PSA’s shares were down 2.8% in early trading, even though the group beat expectations on revenue by a wide margin, analysts at Jefferies said. Other French stocks were falling, as the country braces for a possible renewed lockdown.
Under CEO Carlos Tavares, PSA has focused increasingly on its more expensive and profitable models, helping it ride out falls in sales volumes.
PSA reported overall sales at 15.5 billion euros ($18.3 billion) for the July-September quarter, down 0.8% from a year earlier. Automotive revenue rose 1.2% to 12 billion euros, after ending the first half of the year down 35.5%.
PSA had said over the summer that new versions of its Peugeot 208 model and Opel’s Corsa were boosting its order books, and its focus on SUV-style cars has also helped.
PSA kept its target to reach an adjusted operating margin for its automotive division of more than 4.5% for 2019-2021, and said it would likely generate positive cash flow this year.

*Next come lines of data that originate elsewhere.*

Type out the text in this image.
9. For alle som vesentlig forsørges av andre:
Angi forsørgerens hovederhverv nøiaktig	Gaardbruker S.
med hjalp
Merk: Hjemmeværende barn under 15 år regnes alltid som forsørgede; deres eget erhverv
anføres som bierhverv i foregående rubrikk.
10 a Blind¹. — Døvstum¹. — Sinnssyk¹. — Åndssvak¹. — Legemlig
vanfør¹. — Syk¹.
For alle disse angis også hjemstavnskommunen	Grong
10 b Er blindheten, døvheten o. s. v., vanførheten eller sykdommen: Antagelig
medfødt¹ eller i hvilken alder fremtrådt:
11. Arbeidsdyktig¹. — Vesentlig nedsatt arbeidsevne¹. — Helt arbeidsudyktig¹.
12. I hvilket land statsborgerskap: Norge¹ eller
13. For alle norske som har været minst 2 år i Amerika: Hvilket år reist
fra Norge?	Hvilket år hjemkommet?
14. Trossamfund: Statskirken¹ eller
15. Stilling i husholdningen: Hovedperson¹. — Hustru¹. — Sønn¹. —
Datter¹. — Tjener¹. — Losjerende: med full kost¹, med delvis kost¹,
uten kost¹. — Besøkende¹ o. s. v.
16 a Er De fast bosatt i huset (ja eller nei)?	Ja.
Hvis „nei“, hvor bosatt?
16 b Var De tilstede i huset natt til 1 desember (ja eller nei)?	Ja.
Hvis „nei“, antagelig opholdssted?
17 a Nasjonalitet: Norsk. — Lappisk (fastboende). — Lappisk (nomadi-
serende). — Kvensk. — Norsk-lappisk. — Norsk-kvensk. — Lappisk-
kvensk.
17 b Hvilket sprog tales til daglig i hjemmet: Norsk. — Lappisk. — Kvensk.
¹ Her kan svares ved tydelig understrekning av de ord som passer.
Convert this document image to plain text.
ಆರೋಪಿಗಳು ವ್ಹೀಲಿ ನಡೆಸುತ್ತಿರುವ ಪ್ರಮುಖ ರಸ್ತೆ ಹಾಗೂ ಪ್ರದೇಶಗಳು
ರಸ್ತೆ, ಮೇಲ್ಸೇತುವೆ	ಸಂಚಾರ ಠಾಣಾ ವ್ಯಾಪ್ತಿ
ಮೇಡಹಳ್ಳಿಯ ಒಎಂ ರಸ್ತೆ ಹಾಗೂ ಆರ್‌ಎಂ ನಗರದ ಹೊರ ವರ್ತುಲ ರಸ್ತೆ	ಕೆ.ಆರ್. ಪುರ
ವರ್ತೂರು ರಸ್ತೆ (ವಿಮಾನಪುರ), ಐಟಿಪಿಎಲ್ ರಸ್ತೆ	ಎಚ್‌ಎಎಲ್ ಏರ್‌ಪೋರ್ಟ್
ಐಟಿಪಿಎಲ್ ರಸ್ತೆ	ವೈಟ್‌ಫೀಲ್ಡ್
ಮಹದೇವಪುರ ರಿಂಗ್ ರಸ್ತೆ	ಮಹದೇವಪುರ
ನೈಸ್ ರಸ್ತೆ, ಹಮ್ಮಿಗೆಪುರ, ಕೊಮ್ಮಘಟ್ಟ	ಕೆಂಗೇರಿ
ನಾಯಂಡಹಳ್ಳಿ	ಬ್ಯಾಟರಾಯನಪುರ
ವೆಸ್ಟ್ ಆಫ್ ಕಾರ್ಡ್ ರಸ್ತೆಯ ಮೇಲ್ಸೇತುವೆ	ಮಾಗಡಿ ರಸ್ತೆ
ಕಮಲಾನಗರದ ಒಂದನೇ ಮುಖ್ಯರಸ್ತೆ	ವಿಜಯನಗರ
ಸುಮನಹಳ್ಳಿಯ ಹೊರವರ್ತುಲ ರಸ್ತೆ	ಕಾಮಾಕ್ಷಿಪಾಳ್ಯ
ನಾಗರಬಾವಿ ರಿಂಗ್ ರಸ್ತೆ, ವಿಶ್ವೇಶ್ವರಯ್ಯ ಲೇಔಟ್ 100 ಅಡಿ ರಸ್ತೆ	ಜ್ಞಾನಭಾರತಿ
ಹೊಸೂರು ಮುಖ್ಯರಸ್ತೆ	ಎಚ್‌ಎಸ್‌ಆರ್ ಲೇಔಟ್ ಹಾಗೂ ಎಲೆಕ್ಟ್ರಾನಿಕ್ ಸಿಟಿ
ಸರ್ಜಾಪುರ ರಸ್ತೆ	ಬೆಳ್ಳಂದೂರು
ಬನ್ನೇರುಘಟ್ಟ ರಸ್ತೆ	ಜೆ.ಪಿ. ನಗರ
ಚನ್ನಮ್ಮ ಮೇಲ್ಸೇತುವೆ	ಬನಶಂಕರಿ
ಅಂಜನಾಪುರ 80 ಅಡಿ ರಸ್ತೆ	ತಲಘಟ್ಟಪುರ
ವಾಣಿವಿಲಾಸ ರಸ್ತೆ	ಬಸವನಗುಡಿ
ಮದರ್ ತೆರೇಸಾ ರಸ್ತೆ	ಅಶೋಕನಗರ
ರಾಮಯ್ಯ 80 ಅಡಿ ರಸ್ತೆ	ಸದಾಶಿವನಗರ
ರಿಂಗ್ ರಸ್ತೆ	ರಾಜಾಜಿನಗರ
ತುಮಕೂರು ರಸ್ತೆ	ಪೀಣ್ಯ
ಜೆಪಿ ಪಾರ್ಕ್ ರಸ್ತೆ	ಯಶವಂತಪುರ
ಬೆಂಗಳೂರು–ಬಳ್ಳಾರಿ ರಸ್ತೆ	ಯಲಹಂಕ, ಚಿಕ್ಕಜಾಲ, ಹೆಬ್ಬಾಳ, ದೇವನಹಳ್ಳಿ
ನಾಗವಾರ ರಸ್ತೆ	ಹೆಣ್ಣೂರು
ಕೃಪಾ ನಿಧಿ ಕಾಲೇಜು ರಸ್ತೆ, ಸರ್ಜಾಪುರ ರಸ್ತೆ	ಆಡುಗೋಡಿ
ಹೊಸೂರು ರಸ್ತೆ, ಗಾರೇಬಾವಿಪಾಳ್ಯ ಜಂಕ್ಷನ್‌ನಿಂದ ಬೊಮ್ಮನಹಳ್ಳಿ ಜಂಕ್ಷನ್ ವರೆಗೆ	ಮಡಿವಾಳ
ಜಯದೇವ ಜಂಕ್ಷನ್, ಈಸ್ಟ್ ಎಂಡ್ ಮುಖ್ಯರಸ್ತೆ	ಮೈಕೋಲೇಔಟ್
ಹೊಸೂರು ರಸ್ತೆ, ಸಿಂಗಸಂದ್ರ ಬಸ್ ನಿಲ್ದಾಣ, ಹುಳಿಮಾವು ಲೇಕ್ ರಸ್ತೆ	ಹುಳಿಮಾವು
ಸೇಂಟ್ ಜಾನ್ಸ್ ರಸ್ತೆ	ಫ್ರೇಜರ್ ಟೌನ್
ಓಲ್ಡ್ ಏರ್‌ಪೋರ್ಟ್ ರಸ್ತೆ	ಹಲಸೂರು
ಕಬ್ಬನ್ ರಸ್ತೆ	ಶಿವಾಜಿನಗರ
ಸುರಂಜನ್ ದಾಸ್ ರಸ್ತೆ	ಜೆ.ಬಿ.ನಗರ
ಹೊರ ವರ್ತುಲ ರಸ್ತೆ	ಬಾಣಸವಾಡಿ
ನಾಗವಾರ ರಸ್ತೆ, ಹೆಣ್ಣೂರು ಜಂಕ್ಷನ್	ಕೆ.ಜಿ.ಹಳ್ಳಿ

The group’s $38 billion merger with FCA, set to create the world’s fourth largest carmaker under the name “Stellantis”, is due to close in the first quarter of 2021.
They are set to win antitrust approval for the merger from the European Commission, sources told Reuters this week.
The proceeds will be distributed to Stellantis shareholders in cash, alongside a distribution-in-kind of the remaining Faurecia stake – a structure aimed at preventing Stellantis from gaining control of Faurecia.